Alors à chaque bal, tu dansais autant que tu pouvais avec lui. Bien sûr, tu dansais avec d'autres hommes. Après tout, tu adorais danser avec n'importe qui, même si le Vicomte était ton partenaire préféré.
Ce soir-là, Anthony t'avait invité pour la première danse de la soirée. Quand les premières notes de Piano Concerto No.20, K466 de Mozart se firent entendre, vous aviez commencé votre danse, ton regard plongé dans le sien comme le sien dans le tien. Si un inconnu avait pu vous voir, il aurait pensé que vous étiez des jeunes mariés tellement vos regards transmettaient de l'amour. Anthony ne cessait d'admirer ta beauté. A chaque fois il pensait que tu ne pouvais pas être plus belle que le jour d'avant et tu lui prouvais le contraire. Un peu plus sous ton charme, il ne put s'empêcher de te partager ses pensées :
- Vous êtes radieuse, Mlle Y/L/N*.
- Merci, Lord Bridgerton. Vous êtes beau également.
- Pas autant que vous. Votre robe est magnifique. Vous êtes réellement à couper le souffle.
- Attention, Monsieur Bridgerton, on pourrait se méprendre et penser que vous voulez demander ma main, rigolas-tu, voulant cacher ton trouble.
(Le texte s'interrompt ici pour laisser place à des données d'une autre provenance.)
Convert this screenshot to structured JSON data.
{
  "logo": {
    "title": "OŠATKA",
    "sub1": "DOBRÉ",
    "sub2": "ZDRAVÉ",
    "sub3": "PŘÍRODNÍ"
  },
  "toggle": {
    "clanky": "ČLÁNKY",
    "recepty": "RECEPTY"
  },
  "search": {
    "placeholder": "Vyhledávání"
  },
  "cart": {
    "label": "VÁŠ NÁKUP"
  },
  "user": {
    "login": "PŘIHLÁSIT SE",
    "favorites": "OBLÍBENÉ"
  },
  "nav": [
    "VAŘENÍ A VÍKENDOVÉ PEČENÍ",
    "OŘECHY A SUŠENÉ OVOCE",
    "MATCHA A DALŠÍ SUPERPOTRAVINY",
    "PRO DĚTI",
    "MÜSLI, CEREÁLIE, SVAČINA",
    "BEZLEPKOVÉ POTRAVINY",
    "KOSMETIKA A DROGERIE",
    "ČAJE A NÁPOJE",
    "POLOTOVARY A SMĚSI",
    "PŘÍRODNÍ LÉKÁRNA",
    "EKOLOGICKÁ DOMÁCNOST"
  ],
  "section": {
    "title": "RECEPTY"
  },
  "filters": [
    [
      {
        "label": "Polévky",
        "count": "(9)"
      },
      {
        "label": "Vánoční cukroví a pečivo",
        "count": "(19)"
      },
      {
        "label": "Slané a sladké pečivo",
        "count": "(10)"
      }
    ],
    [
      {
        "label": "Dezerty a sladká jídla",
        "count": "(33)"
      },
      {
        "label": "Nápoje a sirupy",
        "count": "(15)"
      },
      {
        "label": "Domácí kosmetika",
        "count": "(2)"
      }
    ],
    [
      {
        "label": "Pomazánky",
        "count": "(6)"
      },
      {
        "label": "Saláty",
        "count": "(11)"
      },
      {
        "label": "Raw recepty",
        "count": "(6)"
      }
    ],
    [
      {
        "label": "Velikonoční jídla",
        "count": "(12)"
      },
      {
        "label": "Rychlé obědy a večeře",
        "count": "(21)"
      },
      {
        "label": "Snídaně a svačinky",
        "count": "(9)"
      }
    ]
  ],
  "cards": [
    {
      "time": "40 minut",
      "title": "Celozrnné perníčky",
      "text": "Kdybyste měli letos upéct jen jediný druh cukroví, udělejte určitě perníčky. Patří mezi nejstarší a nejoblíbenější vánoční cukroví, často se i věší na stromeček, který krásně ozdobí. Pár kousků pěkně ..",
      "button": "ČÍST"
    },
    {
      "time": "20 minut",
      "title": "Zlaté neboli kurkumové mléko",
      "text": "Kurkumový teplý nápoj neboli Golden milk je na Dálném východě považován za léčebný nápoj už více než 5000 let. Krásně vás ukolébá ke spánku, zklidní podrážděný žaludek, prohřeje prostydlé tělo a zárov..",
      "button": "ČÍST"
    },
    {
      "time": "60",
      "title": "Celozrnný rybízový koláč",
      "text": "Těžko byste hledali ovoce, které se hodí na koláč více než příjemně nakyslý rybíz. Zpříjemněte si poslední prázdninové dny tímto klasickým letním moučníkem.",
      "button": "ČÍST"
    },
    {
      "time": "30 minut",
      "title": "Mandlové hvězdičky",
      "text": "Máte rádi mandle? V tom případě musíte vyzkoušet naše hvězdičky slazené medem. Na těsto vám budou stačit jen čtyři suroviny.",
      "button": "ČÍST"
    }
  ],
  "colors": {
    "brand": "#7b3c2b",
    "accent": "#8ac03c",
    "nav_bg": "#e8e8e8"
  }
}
- Diriez-vous "oui"? te demanda-t-il, sérieusement.
- Parlez-en d'abord avec mon père, je vous donnerai ma réponse après, répondis-tu avec un sourire.
- Après notre danse, j'irai discuter avec lui.
- Je tiens vraiment à vous, Milord, avouas-tu.
- Tout comme moi, Milady.
A ce moment précis, vous n'aviez qu'une envie, vous embrasser, mais la présence de la bonne société londonienne vous en empêcha. Tu pus seulement sentir ses lèvres sur ta main droite vêtue d'un gant blanc quand la danse fut finie. Il ne quitta pas tes yeux quand il embrassa délicatement ta main.
Mais maintenant, c'est Lord Egerton qui embrasse ta main avec autant de tendresse que lui il y a deux ans. Anthony détourne le regard quand il voit ton visage encore plus rayonnant à ce touché. Anthony est tellement perdu dans ses pensées qu'il ne fait pas attention au groupe de gentlemen se rapprochant de lui, Lord Egerton en fait partie. Il réalise leur présence seulement quand il entend ton partenaire de danse faire une annonce avec un sourire fier :
- Lady Y/L/N* a accepté ma demande en mariage hier.
- Félicitations !
- Vous avez l'air heureux ensemble, déclarent les hommes du cercle.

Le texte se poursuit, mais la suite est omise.